Lundi, la première ministre Theresa May a lancé un ultimatum, qui a expiré à 0h aujourd’hui, en déclarant que sans «réponse crédible» de Moscou, son gouvernement conclura qu’il y a eu «usage illégal de la force par l’Etat russe contre le Royaume Uni.» On a fait pression sur elle au Parlement pour utiliser l’Article 4 du traité de l’Otan, qui force l’alliance à lancer des discussions si «l’intégrité territoriale, l’indépendance politique ou la sécurité de tout (Etat membre de l’Otan) est menacée.»

Ce sont des motifs pour lesquels les Etats se livrent la guerre, et l’Otan prépare manifestement une justification pour une guerre contre la Russie, une puissance nucléaire. Hier, alors que May se préparait à revenir au Parlement aujourd’hui avec ses propositions, les médias ont rapporté que Londres envisage aussi l’invocation de l’Article 5 du traité de l’Otan. Cet article force tous les pays de l’Otan à «aider» tout Etat membre de l’Otan qui se dit attaqué à mener «les actions qu’il jugera nécessaire, y compris le recours à la force armée.»

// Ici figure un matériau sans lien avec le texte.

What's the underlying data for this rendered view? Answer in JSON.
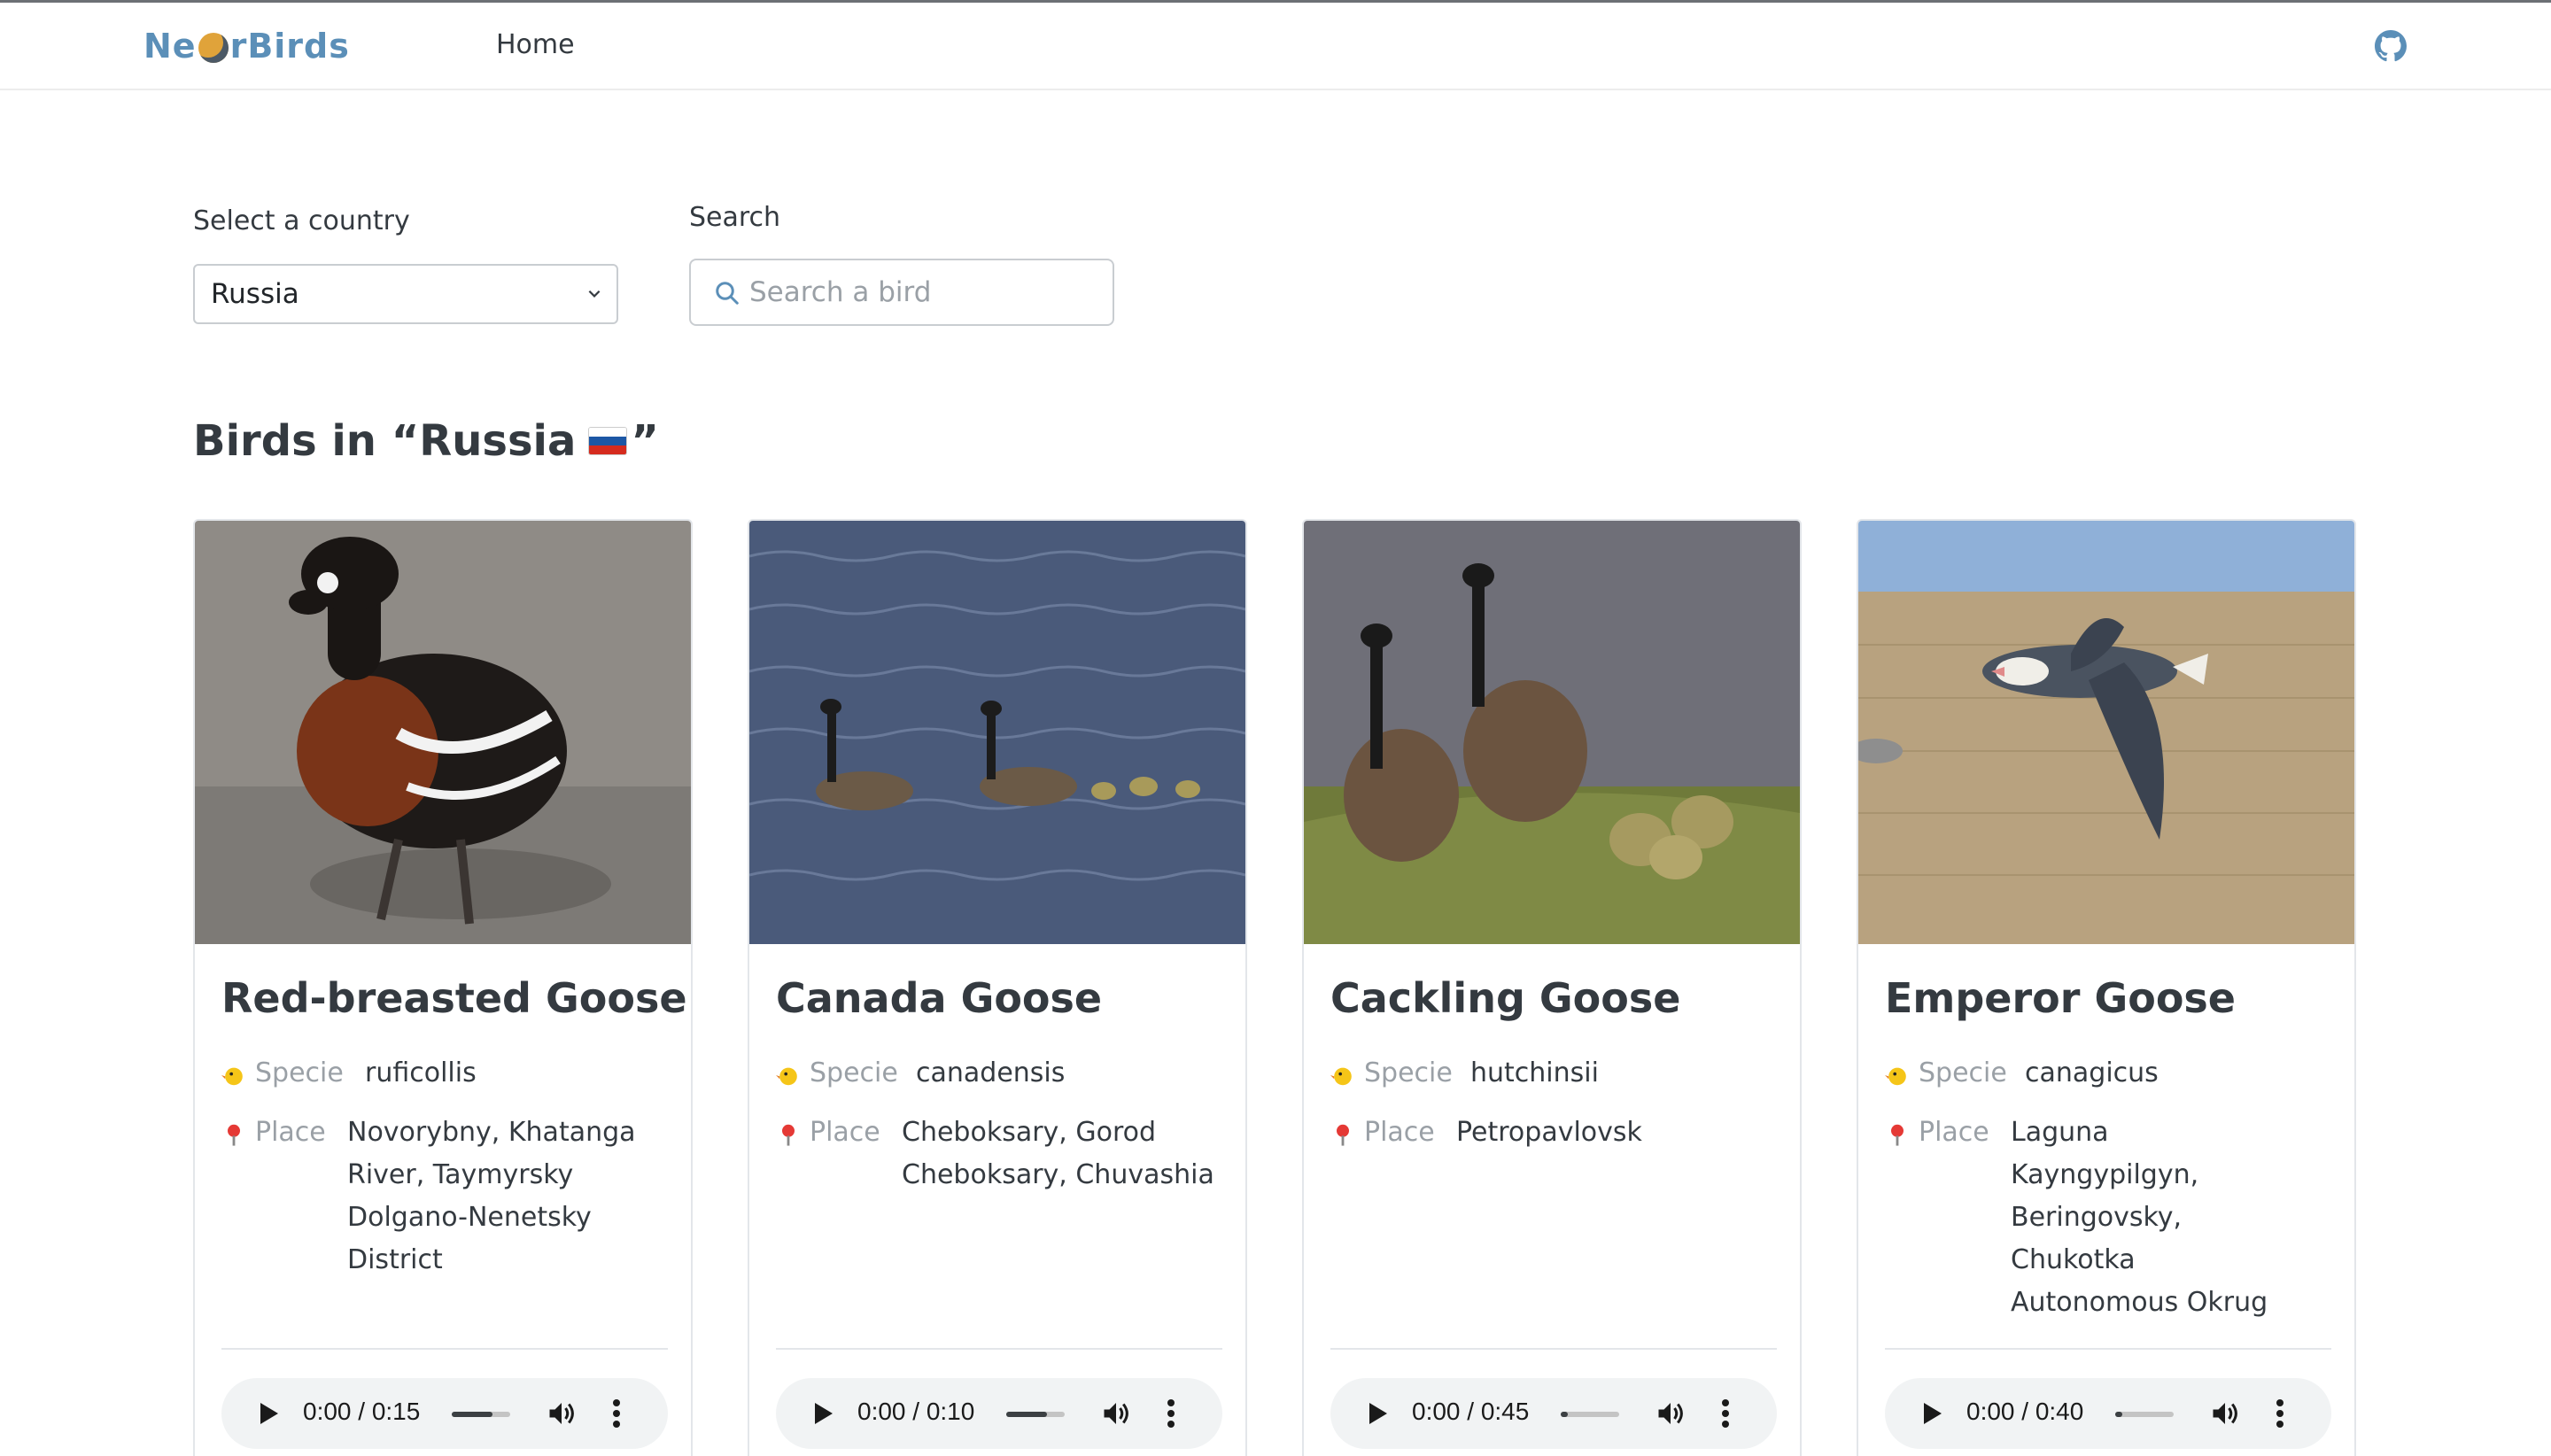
{
  "nav": {
    "logo_left": "Ne",
    "logo_right": "rBirds",
    "home_label": "Home",
    "github_icon": "github-icon"
  },
  "filters": {
    "country_label": "Select a country",
    "country_value": "Russia",
    "search_label": "Search",
    "search_placeholder": "Search a bird"
  },
  "section": {
    "title_prefix": "Birds in “Russia",
    "title_suffix": "”",
    "flag_colors": [
      "#ffffff",
      "#1c57a5",
      "#d52b1e"
    ]
  },
  "labels": {
    "specie": "Specie",
    "place": "Place"
  },
  "birds": [
    {
      "name": "Red-breasted Goose",
      "specie": "ruficollis",
      "place": "Novorybny, Khatanga River, Taymyrsky Dolgano-Nenetsky District",
      "time": "0:00 / 0:15",
      "volume_level": 1.0
    },
    {
      "name": "Canada Goose",
      "specie": "canadensis",
      "place": "Cheboksary, Gorod Cheboksary, Chuvashia",
      "time": "0:00 / 0:10",
      "volume_level": 1.0
    },
    {
      "name": "Cackling Goose",
      "specie": "hutchinsii",
      "place": "Petropavlovsk",
      "time": "0:00 / 0:45",
      "volume_level": 0.0
    },
    {
      "name": "Emperor Goose",
      "specie": "canagicus",
      "place": "Laguna Kayngypilgyn, Beringovsky, Chukotka Autonomous Okrug",
      "time": "0:00 / 0:40",
      "volume_level": 0.0
    }
  ]
}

Face à ces menaces qui posent le danger de guerre nucléaire, la question s’impose: quel est le fondement des accusations que c’est Moscou qui a empoisonné les Skripal, gravement malades?

Le World Socialist Web Site n’est pas partisan de l’oligarchie kleptocratique qui dirige la Russie depuis la restoration du capitalisme par la bureaucratie stalinienne en Union soviétique en 1991. On ne peut écarter la possibilité qu’une fraction du renseignement russe, agissant soit avec, soit sans l’autorisation du président russe Vladimir Poutine, aura empoisonné les Skripal.

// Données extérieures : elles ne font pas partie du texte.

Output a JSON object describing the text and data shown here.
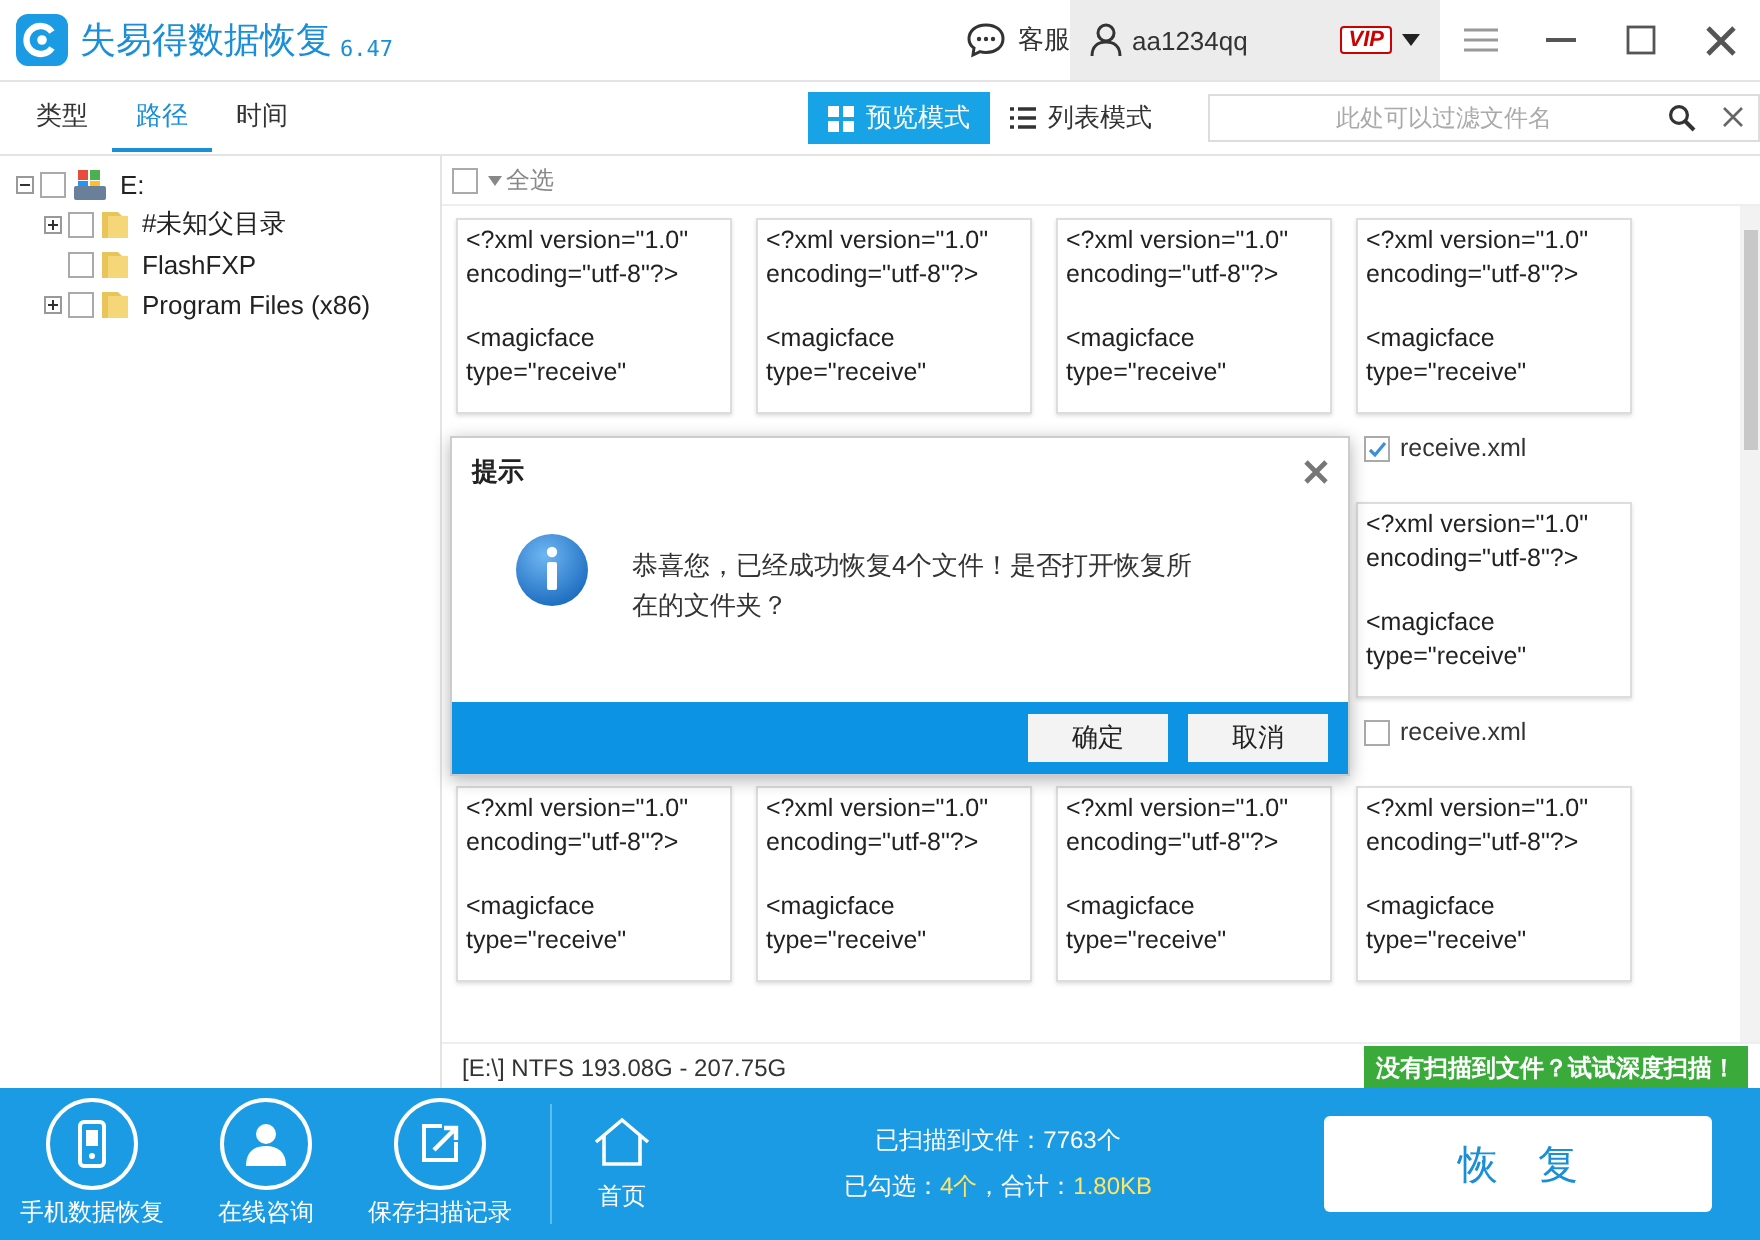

Mais Londres et l’Otan n’ont ni fourni des preuves physiques de l’implication du Kremlin, ni établi les mobiles d’une éventuelle attaque russe. Londres n’a pas non plus expliqué pourquoi, si Moscou voulait tuer Skripal parce que c’était un espion britannique aux années 1990 et début 2000, le Kremlin ne l’a pas exécuté après sa condamnation pour espionnage en 2006 mais l’a envoyé en 2010 en Grande Bretagne, en échange d’espions russes retenus par Londres.

A présent, les médias lancent un récit simpliste qui accuse Moscou: si un crime semble cibler des pays ou des individus hostiles au gouvernement russe, les gouvernements et médias de l’Otan tirent la conclusion en quelques heures qu’il est évident que le Kremlin est coupable.

En fait, en politique internationale, la réponse simple et évidente ne révèle presque jamais l’engrenage complexe d’intérêts politiques et économiques qui produisent un événement donné. Si l’affaire Skripal était un roman d’espionnage de Le Carré, ces accusations occuperaient 10 pages au début du livre, après quoi la vraie histoire se déroulerait sur les 400 pages suivantes. Dans des cas pareils, il faut se demander: quelle est la crédibilité de l’accusateur et, surtout, cui bono («A qui le crime profite-t-il»)?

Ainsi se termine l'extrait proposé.